Going overseas and stepping into the ring, although my results could have been better the learning experience was priceless. I left the event feeling even more confident in us as a team and what we could accomplish but a bit sad knowing that this “first learning trip” could have happened back in 2020 (when we made the team but didn’t get to go because of Covid). 2020 should have been our learning year and then 2023 should have been our year to shine, but that isn’t how it worked out.

So, after I got back from WAO 2023 I had a decision to make. What did I want to do for next year? Did I want to try out for the team one more time? If yes, some profound changes needed to be made to make sure we gave ourselves the best chance possible to make the team.  And even with that I knew that being older and smaller than many others would be a long shot. 

I asked Lori what she thought about it. She asked me about how I would feel if I didn’t make the team. Would I be disappointed? And after some soul searching, I decided that the only disappointment I would have would not be putting my best out there and giving it a chance. If we did that and it wasn’t enough, I was OK with that. Realists remember 😊

So, to work we went. We chose to show only on UKI courses so that we were able to trust our skills that I knew we have. We focused on conditioning, so Kermit was in the best shape possible for the huge USO courses and the long event. (thanks to McIntyre Canine Rehabilitation www.mcrehabilitation.com) trained at home on courses that not only pushed our handling skills but also our mental skills (thanks to Aaron Froude and Joe Boudrau and KYA Training www.flatoutdogs.com).

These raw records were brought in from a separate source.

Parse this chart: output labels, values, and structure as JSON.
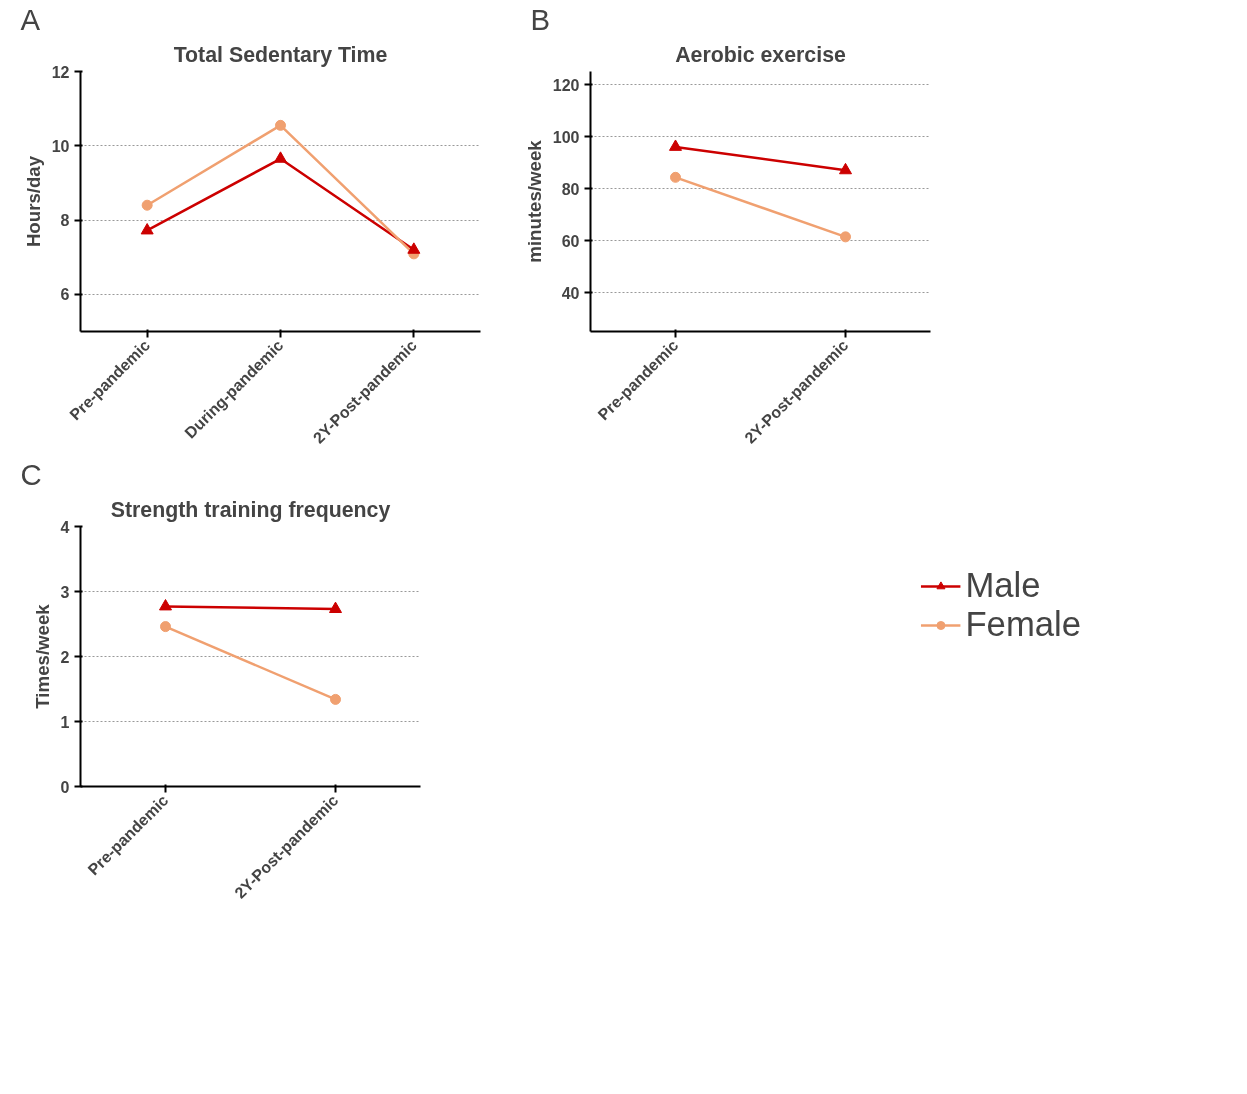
{
  "chart_data": [
    {
      "type": "line",
      "title": "Total Sedentary Time",
      "ylabel": "Hours/day",
      "annotations": [
        "A"
      ],
      "categories": [
        "Pre-pandemic",
        "During-pandemic",
        "2Y-Post-pandemic"
      ],
      "ylim": [
        5,
        12
      ],
      "yticks": [
        6,
        8,
        10,
        12
      ],
      "grid": "y",
      "series": [
        {
          "color": "#cc0000",
          "marker": "triangle",
          "values": [
            7.72,
            9.65,
            7.2
          ]
        },
        {
          "color": "#f0a070",
          "marker": "circle",
          "values": [
            8.4,
            10.55,
            7.09
          ]
        }
      ]
    },
    {
      "type": "line",
      "title": "Aerobic exercise",
      "ylabel": "minutes/week",
      "annotations": [
        "B"
      ],
      "categories": [
        "Pre-pandemic",
        "2Y-Post-pandemic"
      ],
      "ylim": [
        25,
        125
      ],
      "yticks": [
        40,
        60,
        80,
        100,
        120
      ],
      "grid": "y",
      "series": [
        {
          "color": "#cc0000",
          "marker": "triangle",
          "values": [
            96,
            87
          ]
        },
        {
          "color": "#f0a070",
          "marker": "circle",
          "values": [
            84.3,
            61.4
          ]
        }
      ]
    },
    {
      "type": "line",
      "title": "Strength training frequency",
      "ylabel": "Times/week",
      "annotations": [
        "C"
      ],
      "categories": [
        "Pre-pandemic",
        "2Y-Post-pandemic"
      ],
      "ylim": [
        0,
        4
      ],
      "yticks": [
        0,
        1,
        2,
        3,
        4
      ],
      "grid": "y",
      "legend": "right",
      "series": [
        {
          "name": "Male",
          "color": "#cc0000",
          "marker": "triangle",
          "values": [
            2.77,
            2.73
          ]
        },
        {
          "name": "Female",
          "color": "#f0a070",
          "marker": "circle",
          "values": [
            2.46,
            1.34
          ]
        }
      ]
    }
  ]
}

The US Open was a whirlwind event as always. Long days, huge courses, big challenges, mental management to the max, but at the end of the event Kermit and I had made the finals of every single event (minus team which we didn’t run because our third wasn’t able to run). Every run didn’t go perfect, but I felt we went out there in every run and ran it with the intent to win, never “playing it safe”, 100% trusting our skills and our teamwork and I can tell you never have I had such a feeling knowing that we did all we could do to give ourselves the best chance to make the team.

Both of us gasping for breath at the end of the run but with huge smiles on our faces.

We did what I set out to do. It was now just a waiting game to hear who would be selected for the team. In past years, waiting was so hard. Nervous, worry, hoping, waiting, made it a long-drawn-out time before we got or didn’t get a phone call. But this year was different. I was at peace. I did want to make the team, but I already met my goal and controlled all I could control.

So, the call I got was a bit of a surprise, because I wasn’t “stalking my phone” I actually missed the first call. When I did get to talk to the coaches it was to get the amazing news that I had been selected to be one of the 4 dogs to be members of the 250mm WAO Team USA. First thing I did was grab up my little frog and tell her Thank You little peanut we are going back to the Netherlands.

I still get a bit teary thinking about it that this will be our last “team” together, not that matters to her, but it makes it such a special trip with even more special teammates and close special friends.

We will do our best to prepare and as always to represent our Team the best we can, but I most importantly want to make sure that I am the partner that Kermit deserves me to be. To make sure she knows no matter what happens in the ring that I love her more then words can say, I cannot be luckier to have her in my life and she plays this silly and crazy game with me with the joy and sass only she can exude.

And for those who might be wondering, no Lori isn’t going this year she says the Netherlands is “still moldy.”

What happens when A Frog, A Stick of Butter and A Potato walk into a Dutch bar??  Guess we will find out in May!!